Famous works of St. Teresa of Avila
Teresa is also known for her incomparable writings, which were produced during these busy and turbulent times. Her most famous works are her Autobiography, Way of Perfection, and Interior Castle. Teresa was a woman of deep spirituality and complete detachment from the world, yet she never lost her charm or her fantastic sense of humor. She was always a loving mother to all her sisters and brothers. Teresa died on October 4, 1582 (October 14 by the Gregorian calendar, which we use today) at Alba, just months after establishing her last foundation. She was canonized in 1622 by Pope Gregory XV, and in 1970 she was declared a Doctor of the Church by Pope Paul VI-the first woman ever to be given that great honor by the Church. Her feast day is October 15.
The Book of Her Life (Her autobiography)
The Way of Perfection
Interior Castle
Online Source Works by St. Teresa of Avila | Christian Classics Ethereal Library
THE MAXIMS OF ST. TERESA OF AVILA
1. Untilled ground, however rich, will bring forth thistles and thorns; so. also, the mind of man.
2. Speak well of all that is spiritual, such as religious, priests, and hermits.
3. Let thy words be few when in the midst of many.
4. Be modest in all thy words and works.
5. Never be obstinate, especially in things of no moment.
6. In speaking to others be always calm and cheerful.
7. Never make a jest of anything.
8. Never rebuke any one but with discretion, and humility, and self-abasement.
9. Bend thyself to the temper of whomever is speaking to thee: be merry with the mirthful, sorrowful with the sad: in a word, make thyself all things to all, to gain all.
10. Never say anything thou hast not well considered and earnestly commended to our Lord, that nothing may be spoken which shall be displeasing unto Him.
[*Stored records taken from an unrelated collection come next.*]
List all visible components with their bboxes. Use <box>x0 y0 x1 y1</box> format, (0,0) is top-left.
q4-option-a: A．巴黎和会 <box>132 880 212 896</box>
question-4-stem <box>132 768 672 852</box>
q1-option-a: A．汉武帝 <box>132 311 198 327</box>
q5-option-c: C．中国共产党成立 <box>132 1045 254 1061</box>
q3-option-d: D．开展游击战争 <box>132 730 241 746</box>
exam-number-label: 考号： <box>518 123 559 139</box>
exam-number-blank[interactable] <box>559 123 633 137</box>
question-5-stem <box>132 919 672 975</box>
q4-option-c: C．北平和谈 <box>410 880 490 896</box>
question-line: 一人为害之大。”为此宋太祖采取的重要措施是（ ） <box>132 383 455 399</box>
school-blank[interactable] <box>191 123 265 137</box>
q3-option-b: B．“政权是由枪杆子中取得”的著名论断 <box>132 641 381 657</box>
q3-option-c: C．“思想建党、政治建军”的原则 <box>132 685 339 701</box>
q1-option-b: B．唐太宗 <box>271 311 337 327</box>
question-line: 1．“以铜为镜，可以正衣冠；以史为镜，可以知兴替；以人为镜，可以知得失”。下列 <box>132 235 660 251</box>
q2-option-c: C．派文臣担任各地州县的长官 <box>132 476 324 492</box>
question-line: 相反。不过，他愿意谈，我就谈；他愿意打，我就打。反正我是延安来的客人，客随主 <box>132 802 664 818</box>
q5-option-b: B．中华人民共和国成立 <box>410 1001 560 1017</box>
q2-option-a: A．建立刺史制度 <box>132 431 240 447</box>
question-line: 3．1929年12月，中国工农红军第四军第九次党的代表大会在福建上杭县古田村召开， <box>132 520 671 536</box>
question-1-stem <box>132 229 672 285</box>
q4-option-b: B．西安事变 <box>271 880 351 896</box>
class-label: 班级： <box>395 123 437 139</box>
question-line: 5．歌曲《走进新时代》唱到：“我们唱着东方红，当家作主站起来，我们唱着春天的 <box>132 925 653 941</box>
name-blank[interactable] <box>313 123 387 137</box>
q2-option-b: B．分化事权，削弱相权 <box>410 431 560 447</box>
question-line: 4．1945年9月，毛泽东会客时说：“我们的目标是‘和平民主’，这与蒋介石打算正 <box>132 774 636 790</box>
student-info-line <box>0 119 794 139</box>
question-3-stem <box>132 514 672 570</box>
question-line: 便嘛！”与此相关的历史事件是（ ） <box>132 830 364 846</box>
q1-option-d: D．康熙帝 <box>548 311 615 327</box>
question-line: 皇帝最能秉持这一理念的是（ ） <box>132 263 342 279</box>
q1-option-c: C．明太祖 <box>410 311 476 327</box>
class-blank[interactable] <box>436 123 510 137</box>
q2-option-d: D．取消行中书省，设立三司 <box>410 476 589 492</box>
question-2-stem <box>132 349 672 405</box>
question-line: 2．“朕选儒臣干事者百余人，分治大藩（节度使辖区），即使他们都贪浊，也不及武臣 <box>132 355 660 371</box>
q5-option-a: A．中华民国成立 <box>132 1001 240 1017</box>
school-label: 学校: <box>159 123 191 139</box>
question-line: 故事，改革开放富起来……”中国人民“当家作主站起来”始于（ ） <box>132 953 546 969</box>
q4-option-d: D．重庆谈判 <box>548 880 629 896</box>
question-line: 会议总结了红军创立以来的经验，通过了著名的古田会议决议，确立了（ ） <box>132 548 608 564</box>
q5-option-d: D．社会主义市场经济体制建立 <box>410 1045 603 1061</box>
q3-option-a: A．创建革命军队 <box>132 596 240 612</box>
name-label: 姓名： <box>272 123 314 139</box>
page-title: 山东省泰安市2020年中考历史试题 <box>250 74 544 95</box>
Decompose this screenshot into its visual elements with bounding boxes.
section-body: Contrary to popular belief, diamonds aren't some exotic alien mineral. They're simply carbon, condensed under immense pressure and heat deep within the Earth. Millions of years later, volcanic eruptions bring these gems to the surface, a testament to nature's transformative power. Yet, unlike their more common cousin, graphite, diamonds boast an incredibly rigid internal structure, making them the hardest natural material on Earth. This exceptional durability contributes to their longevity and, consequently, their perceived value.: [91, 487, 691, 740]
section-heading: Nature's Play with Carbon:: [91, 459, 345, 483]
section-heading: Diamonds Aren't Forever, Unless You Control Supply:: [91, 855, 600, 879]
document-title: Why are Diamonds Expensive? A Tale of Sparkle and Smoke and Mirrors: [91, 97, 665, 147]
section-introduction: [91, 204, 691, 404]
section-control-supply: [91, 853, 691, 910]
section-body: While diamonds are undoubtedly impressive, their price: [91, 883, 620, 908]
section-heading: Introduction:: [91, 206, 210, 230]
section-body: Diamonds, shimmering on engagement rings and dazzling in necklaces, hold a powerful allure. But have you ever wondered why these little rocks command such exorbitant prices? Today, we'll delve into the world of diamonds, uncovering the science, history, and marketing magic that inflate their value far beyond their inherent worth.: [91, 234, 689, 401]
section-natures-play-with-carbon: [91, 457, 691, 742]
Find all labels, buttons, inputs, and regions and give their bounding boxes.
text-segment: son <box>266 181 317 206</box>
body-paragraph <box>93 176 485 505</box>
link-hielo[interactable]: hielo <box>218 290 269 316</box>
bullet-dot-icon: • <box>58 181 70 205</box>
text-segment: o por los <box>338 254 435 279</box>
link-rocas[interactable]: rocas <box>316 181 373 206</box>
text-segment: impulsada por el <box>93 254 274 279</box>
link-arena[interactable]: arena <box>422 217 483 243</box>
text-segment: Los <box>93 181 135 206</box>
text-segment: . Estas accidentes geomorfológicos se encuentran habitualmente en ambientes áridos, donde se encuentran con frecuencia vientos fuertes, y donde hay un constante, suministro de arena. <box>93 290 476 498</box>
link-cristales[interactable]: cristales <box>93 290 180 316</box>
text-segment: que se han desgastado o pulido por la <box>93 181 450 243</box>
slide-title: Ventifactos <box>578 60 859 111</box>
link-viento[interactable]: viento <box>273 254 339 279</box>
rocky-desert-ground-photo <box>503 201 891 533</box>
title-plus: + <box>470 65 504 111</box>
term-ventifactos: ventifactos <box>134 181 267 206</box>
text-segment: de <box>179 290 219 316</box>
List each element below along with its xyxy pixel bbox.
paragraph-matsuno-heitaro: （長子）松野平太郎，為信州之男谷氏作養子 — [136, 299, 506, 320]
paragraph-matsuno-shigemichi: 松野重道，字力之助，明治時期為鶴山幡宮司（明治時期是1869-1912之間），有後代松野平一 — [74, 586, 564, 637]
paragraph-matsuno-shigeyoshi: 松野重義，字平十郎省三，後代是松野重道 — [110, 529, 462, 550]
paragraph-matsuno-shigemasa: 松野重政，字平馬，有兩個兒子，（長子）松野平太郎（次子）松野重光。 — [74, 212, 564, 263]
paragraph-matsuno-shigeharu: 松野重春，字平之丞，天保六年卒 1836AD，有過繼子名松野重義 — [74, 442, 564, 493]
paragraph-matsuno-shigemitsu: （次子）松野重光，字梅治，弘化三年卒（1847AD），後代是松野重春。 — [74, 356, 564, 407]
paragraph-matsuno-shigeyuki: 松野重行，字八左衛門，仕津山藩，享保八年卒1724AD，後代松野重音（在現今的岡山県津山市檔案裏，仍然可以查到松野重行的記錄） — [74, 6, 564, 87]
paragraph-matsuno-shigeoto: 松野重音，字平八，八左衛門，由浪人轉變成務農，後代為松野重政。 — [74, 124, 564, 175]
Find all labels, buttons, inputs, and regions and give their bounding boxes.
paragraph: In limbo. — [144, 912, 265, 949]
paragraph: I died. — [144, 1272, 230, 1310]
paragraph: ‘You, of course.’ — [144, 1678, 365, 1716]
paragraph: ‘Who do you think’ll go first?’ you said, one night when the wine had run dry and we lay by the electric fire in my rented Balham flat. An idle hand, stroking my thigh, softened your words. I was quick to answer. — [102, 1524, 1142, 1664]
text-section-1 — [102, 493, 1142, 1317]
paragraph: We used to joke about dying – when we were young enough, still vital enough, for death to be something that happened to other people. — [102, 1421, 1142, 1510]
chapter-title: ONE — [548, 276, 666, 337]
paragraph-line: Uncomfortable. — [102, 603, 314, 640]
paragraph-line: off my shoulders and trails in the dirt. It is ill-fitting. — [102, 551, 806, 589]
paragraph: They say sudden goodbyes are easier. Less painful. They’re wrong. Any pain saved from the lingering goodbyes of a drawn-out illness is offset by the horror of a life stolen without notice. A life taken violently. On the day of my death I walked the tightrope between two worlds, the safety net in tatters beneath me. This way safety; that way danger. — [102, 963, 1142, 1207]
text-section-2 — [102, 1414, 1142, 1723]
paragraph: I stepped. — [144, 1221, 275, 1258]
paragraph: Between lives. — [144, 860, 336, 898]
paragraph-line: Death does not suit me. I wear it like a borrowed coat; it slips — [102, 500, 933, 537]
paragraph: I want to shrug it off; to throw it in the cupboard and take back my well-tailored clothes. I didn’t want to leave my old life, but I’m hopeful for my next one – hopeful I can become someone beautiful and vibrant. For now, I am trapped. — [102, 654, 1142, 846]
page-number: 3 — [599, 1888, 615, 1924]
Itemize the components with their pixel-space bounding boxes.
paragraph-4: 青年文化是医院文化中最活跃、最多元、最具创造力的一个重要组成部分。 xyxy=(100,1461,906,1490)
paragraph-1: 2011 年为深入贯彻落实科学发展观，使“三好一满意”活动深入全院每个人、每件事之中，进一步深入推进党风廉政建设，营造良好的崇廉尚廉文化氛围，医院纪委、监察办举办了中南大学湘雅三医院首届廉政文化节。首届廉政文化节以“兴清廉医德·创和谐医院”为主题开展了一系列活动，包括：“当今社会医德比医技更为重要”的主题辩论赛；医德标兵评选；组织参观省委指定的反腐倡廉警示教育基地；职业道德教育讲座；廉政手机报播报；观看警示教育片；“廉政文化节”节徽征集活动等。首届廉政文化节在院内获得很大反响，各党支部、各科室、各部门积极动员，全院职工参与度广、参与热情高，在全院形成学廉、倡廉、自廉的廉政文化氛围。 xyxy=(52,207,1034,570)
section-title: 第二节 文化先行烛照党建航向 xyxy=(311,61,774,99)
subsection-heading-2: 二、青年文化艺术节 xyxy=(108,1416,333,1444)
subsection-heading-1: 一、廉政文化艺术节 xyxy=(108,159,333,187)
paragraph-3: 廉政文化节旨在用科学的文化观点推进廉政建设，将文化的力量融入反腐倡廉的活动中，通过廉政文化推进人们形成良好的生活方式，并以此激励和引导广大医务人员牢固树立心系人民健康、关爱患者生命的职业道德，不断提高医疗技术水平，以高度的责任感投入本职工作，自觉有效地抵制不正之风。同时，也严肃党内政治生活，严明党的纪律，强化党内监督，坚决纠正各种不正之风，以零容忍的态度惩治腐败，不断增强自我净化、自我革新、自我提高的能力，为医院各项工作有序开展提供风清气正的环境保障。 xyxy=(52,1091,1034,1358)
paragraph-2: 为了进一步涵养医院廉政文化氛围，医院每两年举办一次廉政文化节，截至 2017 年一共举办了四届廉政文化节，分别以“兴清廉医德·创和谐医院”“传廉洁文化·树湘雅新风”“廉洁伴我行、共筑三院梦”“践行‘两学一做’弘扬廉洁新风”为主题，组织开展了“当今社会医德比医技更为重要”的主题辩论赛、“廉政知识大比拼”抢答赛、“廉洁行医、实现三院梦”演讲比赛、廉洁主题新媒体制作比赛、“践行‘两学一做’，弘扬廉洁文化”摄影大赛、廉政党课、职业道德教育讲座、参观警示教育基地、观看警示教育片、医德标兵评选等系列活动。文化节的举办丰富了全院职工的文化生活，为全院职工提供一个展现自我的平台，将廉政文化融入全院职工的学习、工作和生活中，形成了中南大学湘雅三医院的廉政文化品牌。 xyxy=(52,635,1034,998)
11. Never defend thyself unless there be very good reasons for it.
12. Never mention anything concerning thyself which men account praiseworthy, such as learning, goodness, birth, unless with a hope of going good thereby, and then let it be done with humility, remembering that these are gifts of God.
13. Never exaggerate, but utter thy mind in simplicity.
14. In all talking and conversation let something be always said of spiritual things, and so shall all idle words and evil-speaking be avoided.
15. Never assert anything without being first assured of it.
16. Never come forward to give thine own opinion about anything unless asked to do so, or charity requires it.
17. When any one is speaking of spiritual things do thou listen humbly and like a learner, and take to thyself the good that is spoken.
18. Make known to thy superior and confessor all thy temptations, imperfections, and dislikes, that he may give thee counsel and help thee to overcome them.
19. Do not stay out of thy cell, nor go forth from it without cause, and when thou goest forth beg of God the grace not to offend him.
20. Never eat or drink except at the usual times, and then give earnest thanks to God.
Spiritual Maxims of St Teresa of Avila | Catholic-Pages.com
Andecdotes..
~After falling in the mud, Saint Teresa of Avila muttered:
"No wonder you have so few friends, Lord, the way you treat them!"
~One day a young nun approached Saint Teresa and confessed to a plenitude of spiritual tribulations and terrible sins. Having listened for some time, Saint Teresa offered a word of advice: "We know, sister, that none of us is perfect," she declared. "Just take care that your sins don't turn into bad habits."
~It is said that John, known for his severe austerity, was forever challenging Teresa about her excessive attachment to forms. At one point he convinced her to strip the walls of her cell of all the pictures of Christ, the Blessed Mother and the saints she had plastered there.
Teresa obeyed, but she was miserable. She prayed fervently for the poverty of spirit required for this important mortification, but detachment was not forthcoming. Instead, she had a vision of Christ. “Which is better?” he asked her, “poverty or charity?” Then he said, “If love is better, you must not give up anything that awakens love in you.” And so Teresa joyfully hung all her pictures back up.